Intentional misrepresentation claim dismissed where misrepresentation only related to future action.

Where defendants filed a counterclaim for intentional misrepresentation, but defendants’ allegations all centered around promises that plaintiffs had made to take certain actions in the future and defendants did not allege that plaintiffs had no present intention of performing when the promises were made, dismissal of the intentional misrepresentation claim was affirmed.

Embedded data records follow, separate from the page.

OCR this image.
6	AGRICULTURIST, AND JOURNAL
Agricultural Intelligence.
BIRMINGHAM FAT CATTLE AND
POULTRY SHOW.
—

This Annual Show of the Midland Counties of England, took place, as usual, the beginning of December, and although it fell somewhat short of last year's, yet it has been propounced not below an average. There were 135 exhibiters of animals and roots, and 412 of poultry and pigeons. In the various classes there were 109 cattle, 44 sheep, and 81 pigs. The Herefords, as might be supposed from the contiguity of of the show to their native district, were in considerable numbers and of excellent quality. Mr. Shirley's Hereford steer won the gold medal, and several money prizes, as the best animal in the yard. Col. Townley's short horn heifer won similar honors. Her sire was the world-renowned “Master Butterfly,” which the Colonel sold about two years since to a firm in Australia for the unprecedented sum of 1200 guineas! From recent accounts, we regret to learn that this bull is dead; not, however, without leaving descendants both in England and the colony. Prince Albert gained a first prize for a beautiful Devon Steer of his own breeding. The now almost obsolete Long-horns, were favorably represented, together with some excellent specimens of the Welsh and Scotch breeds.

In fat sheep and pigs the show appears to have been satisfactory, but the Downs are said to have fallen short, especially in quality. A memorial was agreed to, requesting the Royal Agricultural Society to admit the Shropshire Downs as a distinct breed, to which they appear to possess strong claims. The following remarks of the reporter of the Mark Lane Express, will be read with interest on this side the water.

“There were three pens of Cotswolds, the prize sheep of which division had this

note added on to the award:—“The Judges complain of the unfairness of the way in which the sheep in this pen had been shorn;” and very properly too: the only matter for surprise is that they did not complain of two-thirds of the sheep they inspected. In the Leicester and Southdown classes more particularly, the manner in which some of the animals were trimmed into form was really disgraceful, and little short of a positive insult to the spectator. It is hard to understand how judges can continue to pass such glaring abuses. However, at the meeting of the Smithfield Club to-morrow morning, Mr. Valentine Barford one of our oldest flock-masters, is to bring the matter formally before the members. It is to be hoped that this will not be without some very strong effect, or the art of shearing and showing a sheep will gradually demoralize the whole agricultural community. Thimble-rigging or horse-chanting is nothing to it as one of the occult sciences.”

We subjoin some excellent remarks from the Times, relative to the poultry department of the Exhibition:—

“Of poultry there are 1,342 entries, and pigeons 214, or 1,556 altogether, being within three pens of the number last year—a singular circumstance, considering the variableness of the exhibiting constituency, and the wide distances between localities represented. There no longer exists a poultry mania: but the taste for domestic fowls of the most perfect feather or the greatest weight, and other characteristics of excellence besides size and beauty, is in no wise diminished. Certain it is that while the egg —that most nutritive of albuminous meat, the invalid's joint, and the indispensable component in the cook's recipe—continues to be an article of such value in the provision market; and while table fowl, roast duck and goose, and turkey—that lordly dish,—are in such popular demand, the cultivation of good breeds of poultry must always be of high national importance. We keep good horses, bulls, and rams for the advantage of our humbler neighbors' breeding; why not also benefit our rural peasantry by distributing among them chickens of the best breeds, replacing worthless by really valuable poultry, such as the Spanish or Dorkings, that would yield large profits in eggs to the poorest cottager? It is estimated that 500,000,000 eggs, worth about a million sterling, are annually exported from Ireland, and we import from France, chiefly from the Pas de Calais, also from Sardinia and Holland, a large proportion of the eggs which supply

In Auxin, LLC v. DW Interests, LLC, No. M2022-01087-COA-R3-CV (Tenn. Ct. App. Jan. 25, 2023), plaintiffs sued defendants asserting various claims related to a real estate development contract. Defendants filed a counter-claim for breach of contract, but also included a claim for intentional misrepresentation. Among other rulings, the trial court dismissed defendants’ intentional misrepresentation claim, which was affirmed on appeal.

To successfully assert an intentional misrepresentation claim, a party must show that the tortfeasor “made a representation of an existing or past fact” that “was false when made.” (internal citation omitted). Here, defendants’ factual allegations all related to statements plaintiffs allegedly made about things they would do in the future. The Court wrote:

In the present case, Defendants alleged that Plaintiffs “knowingly made materially false and misleading promises and representations . . . that [Plaintiffs] would, pursuant to and under the terms of the Development Agreement,” fulfill the specific terms of the Agreement, as listed in the counter-complaint. …However, as specified by the first element, the misrepresentation must have been of an existing or past fact, not a representation of something that may occur in the future. Moreover, pursuant to the second element, the statement must have also been false when made. The substance of the Defendants’ fraud allegations stems from promises made by Plaintiffs throughout the Agreement about facts that “would” happen in the future. We recognize that a claim of fraud may be premised on a promise of future performance. But to state a claim for promissory fraud, the claimant must allege that the promisor had no present intention of performing when the promise was made. Defendants made no such allegation.

(internal citations omitted). Accordingly, dismissal of the intentional misrepresentation claim was affirmed.

This opinion was released seven months after oral arguments in this case.